Sobald Treibel den Brief am Postamt aufgegeben hat, wird der Kommissar zum anderen Ufer der Bucht schippern, um endlich einmal die Gegend zu erkunden, die er bis jetzt immer nur unscharf in der Ferne erkennen konnte. Im Kunstführer, den Treibel gestern studiert hat, entdeckte er den Hinweis, dass es an dem Ort dort drüben eine hübsche Kirche mit vergoldetem Altar geben soll, die noch zu der Zeit errichtet wurde, als Goa ein portugiesischer Stützpunkt war.
Treibel hat sich vorgenommen, zunächst ein Jahr in Goa zu bleiben, um dann eine endgültige Entscheidung darüber zu treffen, ob er für immer an diesem Ort leben will. Doch bis dahin ist es noch lang und der Kommissar mag nicht so weit in die Zukunft denken.
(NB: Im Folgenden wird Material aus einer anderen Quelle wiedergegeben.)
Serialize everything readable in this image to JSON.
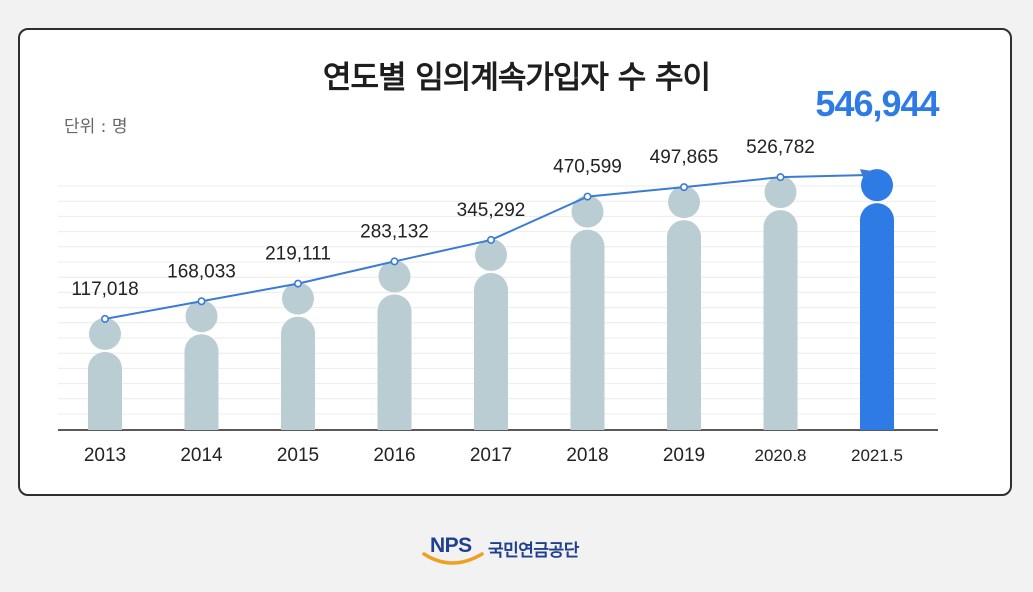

Vielmehr wird er versuchen, einfach einen Tag nach dem anderen bewusst und intensiv zu leben. Treibel hat sich geschworen, das vor ihm liegende Jahr nur aus dem einen Grund zu unterbrechen, falls die Tochter sich rühren und den Vater zu sich nach Ohio einladen würde.

Der Kommissar nippt an seinem Ginfizz und widmet sich wieder der Strandlektüre, die aufgeschlagen neben ihm liegt: Hesses „Steppenwolf". Treibel ist gerade an der Stelle, wo der Protagonist Harry Haller im Opiumrausch das Magische Theater betritt und den Intellekt wie einen Hund vor der Türe stehen lässt.